SELECT id FROM t LIMIT 10000, 10; SELECT id FROM t LIMIT 10000, 10; To:

SELECT id FROM t WHERE id > 10000 LIMIT 10;
Copy the code

Other optimizations include using precomputed summary tables, or associating with a redundant table that contains only primary key columns and columns that need to be sorted.

MySQL’s strategy for UNION processing is to create temporary tables first, insert the results of each query into the temporary table, and then do the query. So many optimization strategies don’t work very well in UNION queries. It is often necessary to manually “push” the words WHERE, LIMIT, ORDER BY, and so on into each subquery so that the optimizer can optimize first to take full advantage of these conditions.

Use UNION ALL unless you really need to deduplicate the server. If you do not have the ALL keyword, MySQL will add a DISTINCT option to the temporary table, which will cause the entire temporary table to have a uniqueness check, which is very expensive. Of course, even with the ALL keyword, MySQL always puts the result into a temporary table, then reads it, and returns it to the client. Although this is not necessary in many cases, for example, it is possible to return the results of each subquery directly to the client.
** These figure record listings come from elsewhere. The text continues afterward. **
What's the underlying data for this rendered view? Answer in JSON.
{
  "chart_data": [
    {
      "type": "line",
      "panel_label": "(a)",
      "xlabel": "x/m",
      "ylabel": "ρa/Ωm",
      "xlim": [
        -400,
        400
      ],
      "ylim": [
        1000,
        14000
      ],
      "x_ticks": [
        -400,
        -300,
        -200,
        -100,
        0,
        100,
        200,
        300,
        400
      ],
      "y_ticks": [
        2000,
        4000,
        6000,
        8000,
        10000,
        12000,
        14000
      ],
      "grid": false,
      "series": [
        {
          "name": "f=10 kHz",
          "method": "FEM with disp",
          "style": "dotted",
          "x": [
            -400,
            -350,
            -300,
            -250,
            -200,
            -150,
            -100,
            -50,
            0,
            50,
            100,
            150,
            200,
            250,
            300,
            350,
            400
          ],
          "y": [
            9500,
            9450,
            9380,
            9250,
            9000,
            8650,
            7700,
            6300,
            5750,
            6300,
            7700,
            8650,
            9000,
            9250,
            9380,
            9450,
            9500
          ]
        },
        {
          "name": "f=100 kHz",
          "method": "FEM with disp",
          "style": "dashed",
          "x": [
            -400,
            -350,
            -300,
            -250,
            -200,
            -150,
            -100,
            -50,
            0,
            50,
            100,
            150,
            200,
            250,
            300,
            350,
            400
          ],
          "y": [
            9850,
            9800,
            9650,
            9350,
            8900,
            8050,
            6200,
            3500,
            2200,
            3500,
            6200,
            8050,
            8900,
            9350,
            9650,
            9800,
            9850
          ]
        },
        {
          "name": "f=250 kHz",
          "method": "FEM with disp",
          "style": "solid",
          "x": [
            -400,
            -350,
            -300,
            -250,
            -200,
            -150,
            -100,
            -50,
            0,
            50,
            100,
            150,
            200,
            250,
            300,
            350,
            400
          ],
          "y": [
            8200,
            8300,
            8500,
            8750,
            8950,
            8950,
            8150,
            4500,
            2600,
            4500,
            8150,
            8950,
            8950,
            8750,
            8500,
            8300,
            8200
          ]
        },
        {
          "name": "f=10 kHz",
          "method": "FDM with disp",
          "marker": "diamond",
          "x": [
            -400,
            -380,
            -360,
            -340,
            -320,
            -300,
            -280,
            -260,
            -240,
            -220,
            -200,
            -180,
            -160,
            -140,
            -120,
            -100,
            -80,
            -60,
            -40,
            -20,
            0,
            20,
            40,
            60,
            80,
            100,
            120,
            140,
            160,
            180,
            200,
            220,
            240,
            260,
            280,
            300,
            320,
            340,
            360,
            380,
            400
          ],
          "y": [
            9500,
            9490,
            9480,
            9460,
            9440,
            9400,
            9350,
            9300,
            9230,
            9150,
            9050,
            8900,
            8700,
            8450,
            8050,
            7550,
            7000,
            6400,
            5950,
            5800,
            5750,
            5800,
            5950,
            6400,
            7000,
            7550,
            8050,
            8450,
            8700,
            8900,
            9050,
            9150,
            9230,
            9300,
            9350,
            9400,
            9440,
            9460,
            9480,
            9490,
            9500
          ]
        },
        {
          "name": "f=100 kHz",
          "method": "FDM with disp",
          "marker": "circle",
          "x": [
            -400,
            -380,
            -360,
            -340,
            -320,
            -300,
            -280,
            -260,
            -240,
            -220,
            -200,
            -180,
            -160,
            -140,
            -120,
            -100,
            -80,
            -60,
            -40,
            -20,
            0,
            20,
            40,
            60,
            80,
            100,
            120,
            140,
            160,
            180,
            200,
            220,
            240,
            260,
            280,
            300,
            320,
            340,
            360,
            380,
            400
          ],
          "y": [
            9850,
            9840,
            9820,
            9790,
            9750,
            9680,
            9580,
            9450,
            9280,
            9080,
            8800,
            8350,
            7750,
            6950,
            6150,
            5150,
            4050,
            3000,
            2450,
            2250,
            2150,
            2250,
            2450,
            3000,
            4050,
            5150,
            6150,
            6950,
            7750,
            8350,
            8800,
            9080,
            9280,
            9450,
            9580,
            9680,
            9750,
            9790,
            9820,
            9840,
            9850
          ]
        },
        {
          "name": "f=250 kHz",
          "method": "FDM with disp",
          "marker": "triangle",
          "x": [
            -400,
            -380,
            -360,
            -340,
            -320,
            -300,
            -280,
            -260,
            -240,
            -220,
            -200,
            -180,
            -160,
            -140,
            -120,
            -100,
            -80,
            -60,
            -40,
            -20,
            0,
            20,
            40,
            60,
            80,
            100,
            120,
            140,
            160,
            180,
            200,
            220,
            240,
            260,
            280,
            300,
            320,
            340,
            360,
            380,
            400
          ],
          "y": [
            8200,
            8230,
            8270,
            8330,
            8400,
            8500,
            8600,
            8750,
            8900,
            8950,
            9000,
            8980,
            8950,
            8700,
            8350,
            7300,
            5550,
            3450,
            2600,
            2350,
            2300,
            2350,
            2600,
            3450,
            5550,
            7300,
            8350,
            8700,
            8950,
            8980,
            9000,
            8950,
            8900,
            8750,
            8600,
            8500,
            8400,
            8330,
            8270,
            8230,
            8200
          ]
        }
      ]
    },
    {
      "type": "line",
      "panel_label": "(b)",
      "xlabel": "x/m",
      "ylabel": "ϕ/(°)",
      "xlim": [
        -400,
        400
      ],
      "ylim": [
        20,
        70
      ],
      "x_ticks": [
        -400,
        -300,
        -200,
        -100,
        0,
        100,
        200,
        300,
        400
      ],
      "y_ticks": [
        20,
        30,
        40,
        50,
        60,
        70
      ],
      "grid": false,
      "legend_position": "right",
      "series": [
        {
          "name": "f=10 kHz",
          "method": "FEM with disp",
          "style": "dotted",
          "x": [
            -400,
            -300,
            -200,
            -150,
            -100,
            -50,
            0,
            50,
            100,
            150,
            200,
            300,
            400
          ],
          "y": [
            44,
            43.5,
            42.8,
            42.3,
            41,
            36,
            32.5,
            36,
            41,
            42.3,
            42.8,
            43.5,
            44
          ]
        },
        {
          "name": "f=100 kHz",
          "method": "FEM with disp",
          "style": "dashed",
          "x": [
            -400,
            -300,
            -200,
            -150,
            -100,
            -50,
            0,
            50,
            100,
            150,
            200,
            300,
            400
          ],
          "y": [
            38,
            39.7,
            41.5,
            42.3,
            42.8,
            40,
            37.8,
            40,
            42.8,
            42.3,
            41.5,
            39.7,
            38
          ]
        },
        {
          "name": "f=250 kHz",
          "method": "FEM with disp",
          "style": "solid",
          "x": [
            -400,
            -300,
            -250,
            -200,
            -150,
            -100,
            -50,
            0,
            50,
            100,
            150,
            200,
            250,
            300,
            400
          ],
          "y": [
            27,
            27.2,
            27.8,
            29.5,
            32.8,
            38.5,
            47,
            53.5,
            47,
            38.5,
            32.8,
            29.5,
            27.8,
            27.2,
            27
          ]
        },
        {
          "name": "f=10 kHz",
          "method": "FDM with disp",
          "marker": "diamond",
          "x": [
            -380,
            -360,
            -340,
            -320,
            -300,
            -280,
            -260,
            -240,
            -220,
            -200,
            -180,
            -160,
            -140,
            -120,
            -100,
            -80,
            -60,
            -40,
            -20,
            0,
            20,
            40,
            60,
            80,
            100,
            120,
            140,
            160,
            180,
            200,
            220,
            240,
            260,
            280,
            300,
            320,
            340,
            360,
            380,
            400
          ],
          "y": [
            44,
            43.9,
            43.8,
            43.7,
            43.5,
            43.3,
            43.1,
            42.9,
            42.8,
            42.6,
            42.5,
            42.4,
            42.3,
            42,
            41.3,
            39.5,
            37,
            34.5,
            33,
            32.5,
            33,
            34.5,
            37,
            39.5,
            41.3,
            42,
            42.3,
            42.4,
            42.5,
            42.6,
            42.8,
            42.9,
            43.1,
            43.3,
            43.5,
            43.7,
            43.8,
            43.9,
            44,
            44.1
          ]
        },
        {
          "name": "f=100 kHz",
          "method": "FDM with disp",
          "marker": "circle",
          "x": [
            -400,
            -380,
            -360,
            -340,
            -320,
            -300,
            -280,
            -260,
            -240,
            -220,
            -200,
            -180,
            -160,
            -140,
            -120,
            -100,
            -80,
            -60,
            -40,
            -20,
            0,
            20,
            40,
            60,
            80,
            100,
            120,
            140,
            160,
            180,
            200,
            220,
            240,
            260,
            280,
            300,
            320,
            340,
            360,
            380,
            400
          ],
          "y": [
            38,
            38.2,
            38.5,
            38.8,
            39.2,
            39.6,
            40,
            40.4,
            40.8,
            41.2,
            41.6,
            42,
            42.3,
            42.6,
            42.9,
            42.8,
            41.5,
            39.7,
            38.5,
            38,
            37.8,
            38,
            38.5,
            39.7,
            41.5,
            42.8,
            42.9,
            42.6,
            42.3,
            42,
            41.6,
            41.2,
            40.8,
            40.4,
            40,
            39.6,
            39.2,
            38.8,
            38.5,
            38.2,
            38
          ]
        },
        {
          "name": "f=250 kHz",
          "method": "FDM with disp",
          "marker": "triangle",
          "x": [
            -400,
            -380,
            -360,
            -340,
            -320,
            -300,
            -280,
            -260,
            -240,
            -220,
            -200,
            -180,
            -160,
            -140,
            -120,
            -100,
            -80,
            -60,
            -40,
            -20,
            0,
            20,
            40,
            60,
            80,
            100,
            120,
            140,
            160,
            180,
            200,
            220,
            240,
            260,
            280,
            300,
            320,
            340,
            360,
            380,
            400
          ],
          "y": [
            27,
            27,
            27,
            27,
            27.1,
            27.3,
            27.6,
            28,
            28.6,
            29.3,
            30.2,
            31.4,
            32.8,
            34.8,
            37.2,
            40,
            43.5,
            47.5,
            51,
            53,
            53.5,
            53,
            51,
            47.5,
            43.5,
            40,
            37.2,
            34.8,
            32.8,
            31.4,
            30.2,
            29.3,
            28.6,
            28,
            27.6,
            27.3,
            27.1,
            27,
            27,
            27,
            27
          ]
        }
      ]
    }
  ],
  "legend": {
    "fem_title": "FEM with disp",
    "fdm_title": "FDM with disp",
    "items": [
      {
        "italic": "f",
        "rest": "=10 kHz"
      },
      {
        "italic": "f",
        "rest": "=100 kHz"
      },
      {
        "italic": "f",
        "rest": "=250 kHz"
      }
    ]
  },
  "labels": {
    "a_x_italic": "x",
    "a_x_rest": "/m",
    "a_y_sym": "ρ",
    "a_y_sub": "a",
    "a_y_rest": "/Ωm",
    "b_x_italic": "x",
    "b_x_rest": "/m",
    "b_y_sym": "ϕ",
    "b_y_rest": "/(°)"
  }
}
Conclusion Understanding how queries are executed and where time is spent, together with some knowledge of the optimization process, will help you better understand MySQL and understand the principles behind common optimization techniques. I hope the principles and examples in this paper can help you to better connect theory and practice, and more theoretical knowledge into practice.

I don’t know what else to say, but I’m going to leave you with two questions to think about, and you can think about the answer in your head, and this is something that people often say, but very few people think about why?

  1. Too many programmers share the idea that stored procedures should be avoided if possible, that they are difficult to maintain and cost more to use, and that business logic should be put on the client side. Why have stored procedures when the client can do these things?
  2. JOIN itself is quite convenient, the direct query is fine, why do you need a view?